Царевич Алексей. Гибель последнего русского - стр. 4
В английскую думу уже тогда можно было приходить почти всякому любопытствующему. Таким любопытствующим и случился тут Пётр 12 апреля 1698 года. Там видел он короля и диву давался, как непринуждённо и смело говорят с ним его подданные. Ещё более поражало, что они говорят ему правду, очень неудобную порой. Ему, Петру, переводили их речи. Тогда-то он и сказал крылатые слова, которых немало станет потом: «Весело слышать то, когда сыны Отечества королю говорят явно правду, сему-то у англичан учиться должно». Вот такое первое впечатление вынес он от европейского чиновника. Сыны отечества! И одеты они были подстать свободному слову – легко, чисто и целесообразно.
Отрубая бороды, часто вместе с головами, насильно переодевая коренного русака на английский и голландский манер, Пётр, в частности, хотел мгновенно получить того вылощенного веками парламентского бойца, преданного делу чиновника, наконец, какового можно бы назвать Сыном Отечества. Увы, глядя и теперь на пустынные лица наших парламентариев и прочих сановных людей, ничуть не тронутые мыслями о народной нужде, как, впрочем, и другими мыслями, достойными Сынов Отечества, я понимаю, сколь неисправимым оптимистом и прожектёром был Пётр Великий. Прости меня, Господи, если я грешу против родины, но кажется мне теперь, что Россия плохая мать, коль веками плодит чиновных татей, а проходимцев наделяет властью, которая, по вере моей – дар Божий.

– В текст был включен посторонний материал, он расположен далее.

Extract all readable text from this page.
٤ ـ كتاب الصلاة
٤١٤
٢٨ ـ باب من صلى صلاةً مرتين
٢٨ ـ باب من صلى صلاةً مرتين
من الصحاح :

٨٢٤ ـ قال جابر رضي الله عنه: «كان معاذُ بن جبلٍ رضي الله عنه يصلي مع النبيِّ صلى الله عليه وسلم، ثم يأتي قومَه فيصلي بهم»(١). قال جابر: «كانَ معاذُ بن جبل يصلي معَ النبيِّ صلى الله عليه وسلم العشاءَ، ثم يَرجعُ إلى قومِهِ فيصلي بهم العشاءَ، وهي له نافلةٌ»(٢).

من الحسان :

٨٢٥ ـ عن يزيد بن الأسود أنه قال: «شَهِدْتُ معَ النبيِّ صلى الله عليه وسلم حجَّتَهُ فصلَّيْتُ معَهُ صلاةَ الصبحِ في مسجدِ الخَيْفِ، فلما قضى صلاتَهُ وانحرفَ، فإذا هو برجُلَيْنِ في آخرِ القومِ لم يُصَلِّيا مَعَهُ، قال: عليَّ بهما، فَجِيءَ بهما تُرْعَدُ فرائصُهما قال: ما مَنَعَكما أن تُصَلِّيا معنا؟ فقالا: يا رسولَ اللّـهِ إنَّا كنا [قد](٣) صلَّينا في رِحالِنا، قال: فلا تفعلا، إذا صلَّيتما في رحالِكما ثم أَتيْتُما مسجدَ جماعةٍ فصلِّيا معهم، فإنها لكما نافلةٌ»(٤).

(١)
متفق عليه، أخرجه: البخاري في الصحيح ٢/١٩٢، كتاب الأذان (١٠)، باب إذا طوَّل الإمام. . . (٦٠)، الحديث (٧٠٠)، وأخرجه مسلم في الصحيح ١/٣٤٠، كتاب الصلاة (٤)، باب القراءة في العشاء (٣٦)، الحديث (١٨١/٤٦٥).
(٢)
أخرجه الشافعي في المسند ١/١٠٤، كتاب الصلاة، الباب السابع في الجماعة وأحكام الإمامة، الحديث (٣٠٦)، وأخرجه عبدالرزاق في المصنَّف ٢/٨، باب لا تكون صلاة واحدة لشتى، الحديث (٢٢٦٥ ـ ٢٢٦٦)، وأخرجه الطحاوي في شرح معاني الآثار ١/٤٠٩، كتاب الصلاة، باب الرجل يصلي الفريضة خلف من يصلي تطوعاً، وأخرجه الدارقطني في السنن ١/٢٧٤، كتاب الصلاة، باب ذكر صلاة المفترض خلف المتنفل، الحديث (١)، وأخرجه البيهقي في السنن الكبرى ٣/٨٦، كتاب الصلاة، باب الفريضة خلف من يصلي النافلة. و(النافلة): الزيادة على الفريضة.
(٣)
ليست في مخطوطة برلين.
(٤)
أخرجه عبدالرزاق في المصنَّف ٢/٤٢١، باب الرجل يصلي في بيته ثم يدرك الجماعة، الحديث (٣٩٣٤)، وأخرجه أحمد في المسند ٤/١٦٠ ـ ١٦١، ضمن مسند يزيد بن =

Вот откуда взялась та первоначальная непримиримость между устоявшейся Россией, и тем, что шло ей на смену. Пётр привёз в Россию Европу в виде пародии, обезьяньей ухватки. Этого не могли не чувствовать истовые русские люди в самом начале перемен. Этой Европе, в обезьяньем обличии, они и сопротивлялись. Чтобы стать Европой, России нужна была бы тысяча лет. Пётр сделал её Европой в два десятилетия. Понятно, что ничего, кроме карикатуры, получиться у него не могло. Эта уродливая личина жива до сих пор.
Что-то в высшей степени несолидное, несмотря на смерть и ужас, чувствовалось русскому человеку уже в самом начале петровских реформ. Вспомним, как он борется самоотверженно и самозабвенно с бородой. Изводит её с великим энтузиазмом, великим насилием и великим бесчестием, страхом.
И вот какое коварство истории. Не проходит и сотни лет после этой беспримерной борьбы, как та же Европа, с которой он берёт пример, оглядкой на которую сверяет каждый шаг, отрастила вдруг на своём лице ту самую бороду, правда постриженную и пахнущую духами. Интересно, доживи Пётр до той поры, применил бы он снова свои крайние меры, чтобы реставрировать русское лицо, вернуть ему прежнюю ненавистную бороду, как новый знак европейской культуры и европейского превосходства. Она, эта борода, в России вернулась даже на царские лица. Ведь одно это может пошатнуть мысль о величии и непоколебимой уместности всех без исключения его перемен.